Le eccedenze trovano spesso mercato nelle poche città ancora esistenti la cui espansione riprenderà nel X
secolo, ma soprattutto nelle fiere e nei mercati di campagna che iniziano a affermarsi in sempre più luoghi.
Gli scambi richiedono altresì la necessità di monete che vengono coniate da nuove zecche nei luoghi con
disponibilità di metalli come il piombo argentifero, monete che vengono prodotte proprio in occasione delle
fiere e la cui circolazione si limita quasi esclusivamente ad esse.

LA NASCITA DELLE MONARCHIE


A partire dal XII secolo in alcuni stati europei come la Francia, l’Inghilterra, Il sud Italia, la penisola iberica si
assiste alla consolidazione di un potere centrale monarchico.
Questo fu senza dubbio possibile grazie allo sviluppo tecnologico che rese più semplice comunicare con le
varie parti dei propri territori, sia grazie al sistema feudale che legò i signori locali al sovrano.
La figura del sovrano venne dotata di un’aura di sacralità tramite l’unzione papale segno che l’incoronazione
era un riconoscimento di supremazia voluto dal Signore in alcuni casi gli vennero anche riconosciuti attributi
miracolosi come nel caso della Francia dei re taumaturghi.
Il sovrano era stabilito per difendere il popolo e la Chiesa. Il papa dal canto suo, sfruttando questo sistema di
reciproci riconoscimenti, riuscì a raggiungere in questi anni il suo massimo grado di influenza sottoponendo
a sé tramite giuramento vassallatico i re di Sicilia, Inghilterra, Aragona, Castiglia e Portogallo arrivando a
proclamare con Innocenzo III che Dio aveva affidato al Papa sia il potere spirituale sia quello temporale e che
quest’ultimo era solo affidato ai sovrani che avrebbero dovuto esercitarlo sotto la guida papale.

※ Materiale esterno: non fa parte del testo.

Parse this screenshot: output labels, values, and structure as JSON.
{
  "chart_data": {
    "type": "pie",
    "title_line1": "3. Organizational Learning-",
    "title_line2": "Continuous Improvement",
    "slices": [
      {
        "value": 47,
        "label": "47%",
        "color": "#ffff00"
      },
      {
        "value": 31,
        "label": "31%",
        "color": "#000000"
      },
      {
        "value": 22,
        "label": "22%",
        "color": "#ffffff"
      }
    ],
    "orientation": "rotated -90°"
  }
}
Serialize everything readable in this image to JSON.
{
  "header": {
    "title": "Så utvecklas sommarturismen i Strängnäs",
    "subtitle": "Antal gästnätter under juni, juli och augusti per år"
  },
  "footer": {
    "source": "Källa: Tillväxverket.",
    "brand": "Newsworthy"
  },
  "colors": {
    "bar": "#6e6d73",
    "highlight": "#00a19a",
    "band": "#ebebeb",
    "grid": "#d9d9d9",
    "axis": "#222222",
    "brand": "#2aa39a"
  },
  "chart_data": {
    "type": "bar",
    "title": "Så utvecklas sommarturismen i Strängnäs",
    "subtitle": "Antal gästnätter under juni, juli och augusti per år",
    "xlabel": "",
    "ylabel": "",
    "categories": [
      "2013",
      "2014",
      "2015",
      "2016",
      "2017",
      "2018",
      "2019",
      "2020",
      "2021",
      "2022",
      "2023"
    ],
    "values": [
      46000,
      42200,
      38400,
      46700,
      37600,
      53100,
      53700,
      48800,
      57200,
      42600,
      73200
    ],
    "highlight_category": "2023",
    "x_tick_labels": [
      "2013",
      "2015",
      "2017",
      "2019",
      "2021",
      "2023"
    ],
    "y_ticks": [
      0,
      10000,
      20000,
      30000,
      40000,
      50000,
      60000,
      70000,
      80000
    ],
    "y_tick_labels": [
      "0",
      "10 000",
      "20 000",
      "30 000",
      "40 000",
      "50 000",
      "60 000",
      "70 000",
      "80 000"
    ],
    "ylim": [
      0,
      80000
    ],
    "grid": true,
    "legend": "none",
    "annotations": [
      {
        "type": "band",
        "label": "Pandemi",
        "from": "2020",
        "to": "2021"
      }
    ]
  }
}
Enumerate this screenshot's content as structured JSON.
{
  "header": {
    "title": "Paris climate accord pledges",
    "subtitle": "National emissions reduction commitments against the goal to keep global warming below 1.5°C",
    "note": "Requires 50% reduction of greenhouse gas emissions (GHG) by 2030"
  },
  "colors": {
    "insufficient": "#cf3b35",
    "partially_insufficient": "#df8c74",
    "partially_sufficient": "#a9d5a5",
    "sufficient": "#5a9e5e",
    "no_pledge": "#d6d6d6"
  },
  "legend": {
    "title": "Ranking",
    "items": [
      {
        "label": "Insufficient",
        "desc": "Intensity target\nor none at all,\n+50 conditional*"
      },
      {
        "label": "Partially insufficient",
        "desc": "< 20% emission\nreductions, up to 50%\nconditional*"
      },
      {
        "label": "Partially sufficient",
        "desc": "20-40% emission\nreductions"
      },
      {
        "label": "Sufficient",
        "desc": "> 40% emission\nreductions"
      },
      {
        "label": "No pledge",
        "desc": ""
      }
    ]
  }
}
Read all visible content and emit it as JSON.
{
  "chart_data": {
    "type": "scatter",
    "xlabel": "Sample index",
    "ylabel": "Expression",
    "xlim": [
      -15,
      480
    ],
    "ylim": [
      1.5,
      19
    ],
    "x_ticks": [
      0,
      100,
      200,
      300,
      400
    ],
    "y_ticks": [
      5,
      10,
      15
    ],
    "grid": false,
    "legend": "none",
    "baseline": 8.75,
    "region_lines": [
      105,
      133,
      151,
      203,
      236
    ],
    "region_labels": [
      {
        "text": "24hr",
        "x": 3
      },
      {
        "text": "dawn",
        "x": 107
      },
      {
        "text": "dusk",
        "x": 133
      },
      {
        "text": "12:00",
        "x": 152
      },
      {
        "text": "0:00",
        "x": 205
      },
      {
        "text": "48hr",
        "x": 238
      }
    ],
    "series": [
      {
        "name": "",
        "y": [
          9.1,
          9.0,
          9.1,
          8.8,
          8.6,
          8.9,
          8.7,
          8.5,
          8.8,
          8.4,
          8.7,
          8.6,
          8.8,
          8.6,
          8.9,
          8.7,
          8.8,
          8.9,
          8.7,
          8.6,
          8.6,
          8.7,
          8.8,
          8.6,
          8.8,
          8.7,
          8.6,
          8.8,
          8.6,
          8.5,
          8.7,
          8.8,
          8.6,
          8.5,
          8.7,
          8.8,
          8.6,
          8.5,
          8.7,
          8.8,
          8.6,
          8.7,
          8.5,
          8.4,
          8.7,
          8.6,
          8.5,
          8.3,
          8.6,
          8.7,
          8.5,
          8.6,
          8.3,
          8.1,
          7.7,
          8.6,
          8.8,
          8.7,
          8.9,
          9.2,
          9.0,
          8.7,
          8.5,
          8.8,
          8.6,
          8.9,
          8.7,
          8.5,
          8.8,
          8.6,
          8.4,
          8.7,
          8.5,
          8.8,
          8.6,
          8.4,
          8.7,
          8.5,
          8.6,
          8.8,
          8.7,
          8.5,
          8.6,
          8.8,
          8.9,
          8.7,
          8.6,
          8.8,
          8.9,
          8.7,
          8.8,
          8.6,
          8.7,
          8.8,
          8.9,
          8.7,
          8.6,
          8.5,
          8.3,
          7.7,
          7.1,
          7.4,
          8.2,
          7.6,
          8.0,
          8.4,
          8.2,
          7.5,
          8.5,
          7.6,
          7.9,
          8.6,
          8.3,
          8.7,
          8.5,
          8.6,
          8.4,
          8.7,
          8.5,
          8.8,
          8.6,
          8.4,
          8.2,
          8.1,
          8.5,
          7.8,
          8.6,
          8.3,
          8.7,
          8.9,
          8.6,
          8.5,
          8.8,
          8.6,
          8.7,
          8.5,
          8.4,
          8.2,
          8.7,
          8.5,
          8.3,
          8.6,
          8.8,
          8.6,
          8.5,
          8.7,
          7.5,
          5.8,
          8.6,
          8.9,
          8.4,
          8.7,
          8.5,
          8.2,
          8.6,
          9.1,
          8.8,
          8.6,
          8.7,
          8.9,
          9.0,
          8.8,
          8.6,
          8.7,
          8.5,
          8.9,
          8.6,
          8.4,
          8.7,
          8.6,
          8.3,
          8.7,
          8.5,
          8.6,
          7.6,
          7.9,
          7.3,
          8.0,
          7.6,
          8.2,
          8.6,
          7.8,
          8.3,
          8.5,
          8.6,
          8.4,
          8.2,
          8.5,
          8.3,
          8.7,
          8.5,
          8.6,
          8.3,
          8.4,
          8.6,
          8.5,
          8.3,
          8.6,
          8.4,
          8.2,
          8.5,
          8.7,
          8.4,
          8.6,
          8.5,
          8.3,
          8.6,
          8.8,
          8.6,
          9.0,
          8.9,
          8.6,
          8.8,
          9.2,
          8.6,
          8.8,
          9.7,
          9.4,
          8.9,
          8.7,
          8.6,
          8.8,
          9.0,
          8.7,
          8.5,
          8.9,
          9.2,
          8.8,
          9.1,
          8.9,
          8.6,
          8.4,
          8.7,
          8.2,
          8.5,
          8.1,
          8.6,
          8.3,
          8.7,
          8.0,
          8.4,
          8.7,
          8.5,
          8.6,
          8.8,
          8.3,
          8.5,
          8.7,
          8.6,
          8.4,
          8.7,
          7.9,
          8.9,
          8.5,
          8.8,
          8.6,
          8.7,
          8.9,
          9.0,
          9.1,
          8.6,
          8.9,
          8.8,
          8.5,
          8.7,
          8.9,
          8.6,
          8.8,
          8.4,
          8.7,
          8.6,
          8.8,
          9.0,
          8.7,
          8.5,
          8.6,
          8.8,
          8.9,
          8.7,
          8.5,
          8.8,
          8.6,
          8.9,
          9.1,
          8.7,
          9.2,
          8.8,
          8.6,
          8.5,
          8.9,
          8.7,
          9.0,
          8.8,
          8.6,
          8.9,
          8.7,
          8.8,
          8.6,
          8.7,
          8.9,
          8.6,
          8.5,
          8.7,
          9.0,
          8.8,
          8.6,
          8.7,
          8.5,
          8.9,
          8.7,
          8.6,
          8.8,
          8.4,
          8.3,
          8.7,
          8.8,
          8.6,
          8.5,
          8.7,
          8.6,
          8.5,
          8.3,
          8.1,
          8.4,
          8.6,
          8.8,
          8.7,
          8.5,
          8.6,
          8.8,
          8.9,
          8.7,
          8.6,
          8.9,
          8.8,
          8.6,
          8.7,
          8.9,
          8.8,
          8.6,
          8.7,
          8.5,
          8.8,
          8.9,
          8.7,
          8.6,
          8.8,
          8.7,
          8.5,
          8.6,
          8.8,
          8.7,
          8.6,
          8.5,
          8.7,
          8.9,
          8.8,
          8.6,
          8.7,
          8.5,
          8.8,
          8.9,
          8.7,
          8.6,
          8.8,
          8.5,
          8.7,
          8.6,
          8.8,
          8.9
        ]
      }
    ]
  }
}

Le famiglie reali riuscirono inoltre a stabilizzare la successione al trono come diritto dinastico ed a far
riconoscere nella corona, quindi nel patrimonio spettante al sovrano indipendentemente dalla sua persona
patrimoni, diritti, privilegi e prerogative inalienabili.
Vi furono i primi tentativi di inserirsi nella gestione del territorio anche non afferente in modo diretto al
controllo sovrano tramite l’invio di funzionari regali. Bisogna ricordare che sono anni di crescita economica
di cui certamente i sovrani riuscirono ad approfittare per sostenere un sistema amministrativo centralizzato.
Il percorso fu lungo e costantemente avversato, il grimaldello principale utilizzato furono i tribunali regi che
vennero stabiliti sopra quelli signorili.